Questioner: You say that God is not in the graven image, but others say that he is indeed there, and that if we have faith in our hearts his power will manifest itself. What is the truth of worship?

Krishnamurti: The world is as full of opinions as it is of people. And you know what an opinion is. You say this, and somebody else says that. Each one has an opinion, but opinion is not truth; therefore do not listen to mere opinion, it does not matter whose it is, but find out for yourself what is true. Opinion can be changed overnight, but truth cannot be changed.

Now, you want to find out for yourself whether God or truth is in the graven image, do you not? What is a graven image? It is a thing conceived by the mind and fashioned of wood or of stone by the hand. The mind projects the image; and do you think an image projected by the mind is God, though a million people assert that it is?

You say that if the mind has faith in the image, then the image will give power to the mind. Obviously; the mind creates the image and then derives power from its own creation. That is what the mind is everlastingly doing: producing images and drawing strength, happiness, benefit from those images, thereby remaining empty, inwardly poverty-stricken. So what is important is not the image, or what the millions say about it, but to understand the operation of your own mind.
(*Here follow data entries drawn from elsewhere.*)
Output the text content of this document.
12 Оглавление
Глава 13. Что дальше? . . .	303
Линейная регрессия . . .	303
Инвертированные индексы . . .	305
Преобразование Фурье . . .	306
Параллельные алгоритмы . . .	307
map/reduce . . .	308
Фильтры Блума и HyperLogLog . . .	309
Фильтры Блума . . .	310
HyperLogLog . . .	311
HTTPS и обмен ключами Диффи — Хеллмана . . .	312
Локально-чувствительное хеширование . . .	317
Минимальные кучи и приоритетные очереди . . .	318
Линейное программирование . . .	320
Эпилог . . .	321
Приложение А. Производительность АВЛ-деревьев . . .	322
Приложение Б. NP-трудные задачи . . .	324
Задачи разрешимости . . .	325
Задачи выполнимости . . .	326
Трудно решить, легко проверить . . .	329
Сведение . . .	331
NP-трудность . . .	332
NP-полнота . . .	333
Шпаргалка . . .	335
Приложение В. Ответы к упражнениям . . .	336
The mind makes and unmakes gods, it can be cruel or kind. The mind has the power to do the most extraordinary things. It can hold opinions, it can create illusions, it can invent jet planes that travel at tremendous speed; it can build beautiful bridges, lay vast railways, devise machines that calculate beyond the capacity of man. But the mind cannot create truth. What it creates is not truth, it is merely an opinion, a judgment. So it is important to find out for yourself what is true.

To find out what is true, the mind must be without any movement, completely still. That stillness is the act of worship, not your going to the temple to offer flowers and pushing aside the beggar on the way. You propitiate the gods because you are afraid of them, but that is not worship. When you understand the mind and the mind is completely still, not made still, then that stillness is the act of worship; and in that stillness there comes into being that which is true, that which is beautiful, that which is God.

Questioner: You said one day that we should sit quietly and watch the activity of our own mind, but our thoughts disappear as soon as we begin consciously to observe them. How can we perceive our own mind when the mind is the perceiver as well as that which it perceives?

Krishnamurti: This is a very complex question, and many things are involved in it.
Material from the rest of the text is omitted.